Justice is often delayed in the name of victims. Inquiries are now sprawling affairs, with victims involved at every step. The result is a less nimble and more costly process (which the state will soon finance for any victim, thanks to a bill named after the Hillsborough disaster). Short, sharp inquiries have become impossible. One on covid-19 is in its third year, with costs projected to be over £200m. Yet victims rarely leave the process happy. Anyone responsible has probably left office; any advice is dangerously late. Placating victims potentially creates more. The state can harm when it is callous, and it can harm when it is trying to be kind.
From stiff upper lips to blubbering Blighty
Allowing victims a hallowed status in British politics ignores the fact that state failures are collective scandals. Hillsborough could easily have happened at another stadium to other fans. Grenfell was not the only tower caked in flammable material. Grooming gangs were so widespread that any vulnerable girl could have been dragged in. When victims play such a large role, what should be society’s problem becomes an individual one.
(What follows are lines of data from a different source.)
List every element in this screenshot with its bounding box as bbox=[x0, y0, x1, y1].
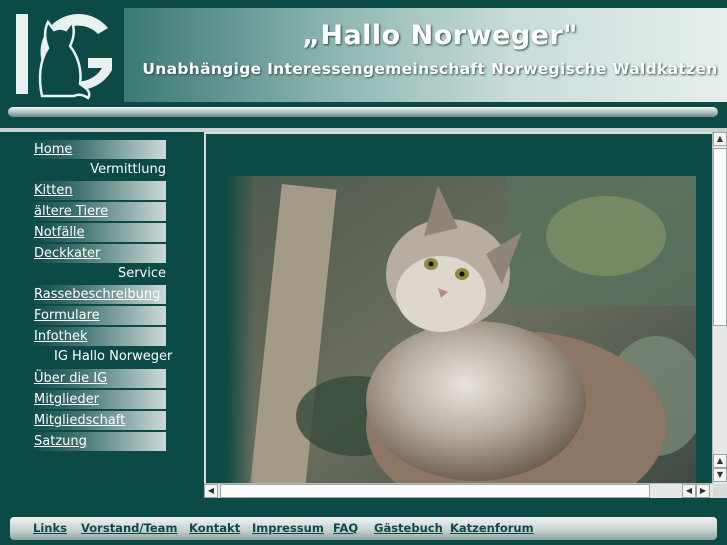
nav-link-deckkater[interactable]: Deckkater bbox=[30, 244, 166, 263]
nav-link-mitgliedschaft[interactable]: Mitgliedschaft bbox=[30, 411, 166, 430]
nav-link-home[interactable]: Home bbox=[30, 140, 166, 159]
scroll-left-icon[interactable]: ◀ bbox=[204, 484, 218, 498]
nav-link-formulare[interactable]: Formulare bbox=[30, 306, 166, 325]
scroll-down-icon[interactable]: ▼ bbox=[713, 468, 727, 482]
ig-cat-logo bbox=[8, 8, 124, 102]
nav-heading-ig-hallo-norweger: IG Hallo Norweger bbox=[54, 349, 173, 364]
nav-link-satzung[interactable]: Satzung bbox=[30, 432, 166, 451]
nav-link-ueber-die-ig[interactable]: Über die IG bbox=[30, 369, 166, 388]
footer-link-links[interactable]: Links bbox=[33, 521, 67, 535]
footer-nav-bar: Links Vorstand/Team Kontakt Impressum FA… bbox=[10, 517, 717, 540]
sidebar-nav: Home Vermittlung Kitten ältere Tiere Not… bbox=[0, 132, 200, 498]
scroll-up-small-icon[interactable]: ▲ bbox=[713, 454, 727, 468]
header-divider bbox=[8, 107, 718, 117]
horizontal-scrollbar[interactable]: ◀ ◀ ▶ bbox=[204, 483, 713, 498]
nav-link-mitglieder[interactable]: Mitglieder bbox=[30, 390, 166, 409]
footer-link-katzenforum[interactable]: Katzenforum bbox=[450, 521, 534, 535]
nav-heading-service: Service bbox=[117, 266, 166, 281]
footer-link-impressum[interactable]: Impressum bbox=[252, 521, 324, 535]
nav-link-notfaelle[interactable]: Notfälle bbox=[30, 223, 166, 242]
vertical-scroll-thumb[interactable] bbox=[713, 148, 727, 326]
vertical-scrollbar[interactable]: ▲ ▲ ▼ bbox=[712, 132, 727, 484]
footer-link-vorstand-team[interactable]: Vorstand/Team bbox=[81, 521, 177, 535]
site-footer: Links Vorstand/Team Kontakt Impressum FA… bbox=[0, 506, 727, 545]
nav-heading-vermittlung: Vermittlung bbox=[90, 162, 166, 177]
nav-link-kitten[interactable]: Kitten bbox=[30, 181, 166, 200]
content-frame: ▲ ▲ ▼ ◀ ◀ ▶ bbox=[204, 132, 727, 498]
site-header: „Hallo Norweger" Unabhängige Interesseng… bbox=[0, 0, 727, 128]
content-bottom-border bbox=[0, 498, 727, 506]
nav-link-rassebeschreibung[interactable]: Rassebeschreibung bbox=[30, 285, 166, 304]
footer-link-faq[interactable]: FAQ bbox=[333, 521, 358, 535]
cat-photo bbox=[226, 176, 696, 484]
footer-link-gaestebuch[interactable]: Gästebuch bbox=[374, 521, 443, 535]
nav-link-infothek[interactable]: Infothek bbox=[30, 327, 166, 346]
site-subtitle: Unabhängige Interessengemeinschaft Norwe… bbox=[142, 60, 718, 78]
content-viewport bbox=[206, 134, 712, 484]
nav-link-aeltere-tiere[interactable]: ältere Tiere bbox=[30, 202, 166, 221]
footer-link-kontakt[interactable]: Kontakt bbox=[189, 521, 240, 535]
horizontal-scroll-thumb[interactable] bbox=[220, 484, 650, 498]
scroll-right-icon[interactable]: ▶ bbox=[696, 484, 710, 498]
scroll-up-icon[interactable]: ▲ bbox=[713, 132, 727, 146]
scroll-left-small-icon[interactable]: ◀ bbox=[682, 484, 696, 498]
site-title: „Hallo Norweger" bbox=[302, 20, 578, 51]
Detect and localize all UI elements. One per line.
What is left is a mangled Thatcherite philosophy: there is no such thing as society, only victims and their families.
In this way British politics becomes an autocracy of lived experience, in which politicians advise and victims decide. For a politician as vapid as Sir Keir or as cynical as Mr Farage perhaps this is no bad thing. A world in which rape victims are compelled to argue with each other over the future of a government minister, cheered on by elected politicians, is a depressing one. But it is the one Britain inhabits. It is a final dereliction of duty to people the state has already failed once and now does again.